I was heartbroken to learn that Jay Emmett died on Monday night. In that instant, the whole world got a lot less funny and we lost a great and loyal and loving friend. In days past, he would laugh when I'd discuss an event a few years out. "I'll be having a dirt nap by then," he'd say. We'd roar, but not anymore. A light has gone out in our lives forever.
Jay led a full, action-packed life for 86 years, laughed as much as anyone I've ever met, and never missed a party worth attending. Usually, we face the passing of a man like Jay with appreciation and resignation. "He had a full life," are the words that usually capture the death of a man at his age.
But when I heard the news about Jay, I just cried.
I'm not sure why. Jay's death wasn't a shock -- he was ill and struggling. He'd lost his beloved son Paul and his wife Martha just a few months before. In some ways, Paul's death in particular had robbed Jay of the fuel of his life -- the love he had for Paul was boundless, affectionate, proud, happy. All of us who knew Jay noticed that his voice was weaker, that he was struggling to connect. The Jay who always carried us was now needing us. His exuberance was muffled. I shouldn't have been surprised that his heart would give out. He was heartbroken. He was slipping.
But instead of feeling resigned to his passing, I felt robbed of a source of affirmation and happiness I can never describe. And I'm not alone. Many of us who counted Jay as the best friend we'll ever have spoke in the hours after the news, and we all cried. I haven't cried with that many grown men and women in my whole life! While I'm sure he was laughing hysterically watching us, I think we were all in the same condition -- wondering whether we would ever again have as much fun as we'd had with Jay. We cried because he gave us the priceless gift of feeling happy. We were all a mess, because we were afraid that we would never have that kind of fun again.

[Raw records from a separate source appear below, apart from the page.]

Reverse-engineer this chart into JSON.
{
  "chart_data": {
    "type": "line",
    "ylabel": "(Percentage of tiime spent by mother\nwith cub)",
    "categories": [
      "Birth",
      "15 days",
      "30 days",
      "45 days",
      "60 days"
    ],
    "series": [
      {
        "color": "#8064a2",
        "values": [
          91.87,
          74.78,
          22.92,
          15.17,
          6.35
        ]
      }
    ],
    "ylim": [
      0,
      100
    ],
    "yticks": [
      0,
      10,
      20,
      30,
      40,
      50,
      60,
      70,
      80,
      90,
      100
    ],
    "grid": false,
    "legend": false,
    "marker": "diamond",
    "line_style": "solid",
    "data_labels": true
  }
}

Of course, Jay Emmett was more than his own self-description: "I am the funniest man alive!" He was a hardscrabble, bootstraps kid who made it in the toughest business in the world. He was handsome, smart, mischievous, and proud. He was an innovative pioneer in the worlds of entertainment, licensing, promotion, and media. He made T-shirts and movies, sports franchises and movie stars, klieg-light parties and jet-set events. He dominated Mickey Mantle's in New York, The Palm in Washington, and helicopter-landing pads in Beverly Hills and Hyannis Port. He laughed at everything and everyone -- many times well past the point of decency and respectability. He was irreverent in a sensitive time; brash in a time of circumspection. He often crossed the line because he didn't even know there was a line to cross. Some were shocked by him; others recoiled. But everyone laughed and laughed and laughed.
We can never replace Jay Emmett. His devotion to the Special Olympics movement was as big as anyone's in our history: he gave to Special Olympics when he was in business, he led our communications team during a period of enormous growth in our brand and public awareness, he welcomed board members, staff members, athletes and friends to every event with his irreplaceable confidence and joy and affirmation. He labored over our budget as a member of the Audit and Finance Committee but he labored just as much over the needs of the members of the staff. He travelled on behalf of our movement to Ireland and Belgium, Mexico and Greece, China and Japan. More than anyone, he used his marketing genius to elevate the Special Olympics message using sports and entertainment celebrities everywhere. He brought stars like Pele (pictured above) and Christopher Reeve to the Special Olympics and attracted millions of followers to our cause around the world. He was irresistible.
And he was always funny. He worked his way through crowds by talking into his cufflinks pretending to be a member of the United States Secret Service, and everyone believed him. He braved stress by inviting everyone to dinner. He inspired the mighty with his business card sporting his phone number alongside the Queen of England's and the Pope's. He flirted with everyone and aspired to end his life as the victim of a raging jealous man. He rarely missed the chance to tell each of us that we were "terrific."
He never forgot our roots or his great loyalty to my parents, from whom he received the trust to support the athletes of Special Olympics all over the world. And he laughed over and over again.
In the end, I cried when Jay Emmett died because he made me and countless others happy in pursuit of our dreams. What could possibly matter more?
God only knows where the angels are carrying him, but I'm sure they're laughing throughout the ride.
Jay Emmett, have a great nap. But don't rest for long: there are countless happy souls in heaven waiting for you so that the party can begin.